Transcoding - Decoding a video or audio stream stored in one codec and then re-encoding using the same codec with different settings, or using another codec. Most file and live encoding in Azure Media Services is really technically "transcoding" rather than "encoding", but we refer to most all codec related operations as "encoding".
Trusted storage - Using a firewall to secure a storage account.
Variable Bitrate (VBR) - A way of encoding a video that distinguishes between frames that have a lot of motion and frames that have very little motion so that the bitrate can change as needed.
Versatile Video Coding (VVC) - A new codec intended to improve on H.265 or High Efficiency Coding released as a standard in 2020. It is not widely deployed yet, nor supported by Media Services at this time.
Video on Demand (VoD) - Video that can be watched any time rather than only at a scheduled time.
Vorbis - An open-source audio codec created by Xiph.Org Foundation. See also Opus.
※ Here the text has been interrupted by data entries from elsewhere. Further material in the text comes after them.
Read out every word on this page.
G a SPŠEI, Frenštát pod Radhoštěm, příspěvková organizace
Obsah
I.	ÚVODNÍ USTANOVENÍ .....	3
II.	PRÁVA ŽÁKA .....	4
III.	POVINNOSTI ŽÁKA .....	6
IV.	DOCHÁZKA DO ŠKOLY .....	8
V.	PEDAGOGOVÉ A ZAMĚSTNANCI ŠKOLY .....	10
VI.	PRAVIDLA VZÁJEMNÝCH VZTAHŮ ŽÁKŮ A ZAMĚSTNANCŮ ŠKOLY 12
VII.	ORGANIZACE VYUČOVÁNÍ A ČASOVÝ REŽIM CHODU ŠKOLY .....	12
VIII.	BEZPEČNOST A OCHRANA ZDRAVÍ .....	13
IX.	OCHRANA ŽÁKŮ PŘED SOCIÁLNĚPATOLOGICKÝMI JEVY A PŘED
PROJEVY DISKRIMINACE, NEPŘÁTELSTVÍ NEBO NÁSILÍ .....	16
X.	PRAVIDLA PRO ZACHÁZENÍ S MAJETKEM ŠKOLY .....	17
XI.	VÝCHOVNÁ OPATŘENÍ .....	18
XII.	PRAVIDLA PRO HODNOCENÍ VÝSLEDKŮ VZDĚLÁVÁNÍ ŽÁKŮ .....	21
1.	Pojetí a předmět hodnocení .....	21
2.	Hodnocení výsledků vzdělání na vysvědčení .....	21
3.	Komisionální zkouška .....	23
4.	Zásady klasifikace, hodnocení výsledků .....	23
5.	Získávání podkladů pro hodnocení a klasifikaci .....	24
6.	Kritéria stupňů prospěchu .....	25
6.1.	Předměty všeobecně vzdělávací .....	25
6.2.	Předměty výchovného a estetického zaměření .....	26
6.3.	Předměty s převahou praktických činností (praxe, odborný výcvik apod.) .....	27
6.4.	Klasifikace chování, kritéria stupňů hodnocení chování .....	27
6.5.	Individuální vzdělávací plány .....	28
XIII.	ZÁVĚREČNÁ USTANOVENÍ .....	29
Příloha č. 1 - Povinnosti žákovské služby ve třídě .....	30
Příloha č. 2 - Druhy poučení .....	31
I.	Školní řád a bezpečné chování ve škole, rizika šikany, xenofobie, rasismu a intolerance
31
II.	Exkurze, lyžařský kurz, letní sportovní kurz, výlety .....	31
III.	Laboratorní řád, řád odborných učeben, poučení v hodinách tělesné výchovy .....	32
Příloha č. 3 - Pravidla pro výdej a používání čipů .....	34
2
VP8 - a video codec developed by Google.
VP9 - a video codec developed by Google.
VTT/WebVTT - A text file containing subtitles, captions, a description, as well as chapter and metadata for a video in WebVTT format.
Webhook - A way of communicating computing events, through a URL, from one application to another.
WebM - A container format for storing content encoded as VP8, VP9, or AV1 codecs as well as the Opus and Vorbis codecs.
Web Real-Time Communication (WebRTC) - Published by the W3C and IETF organizations to standardize the APIs for peer-to-peer real-time communication.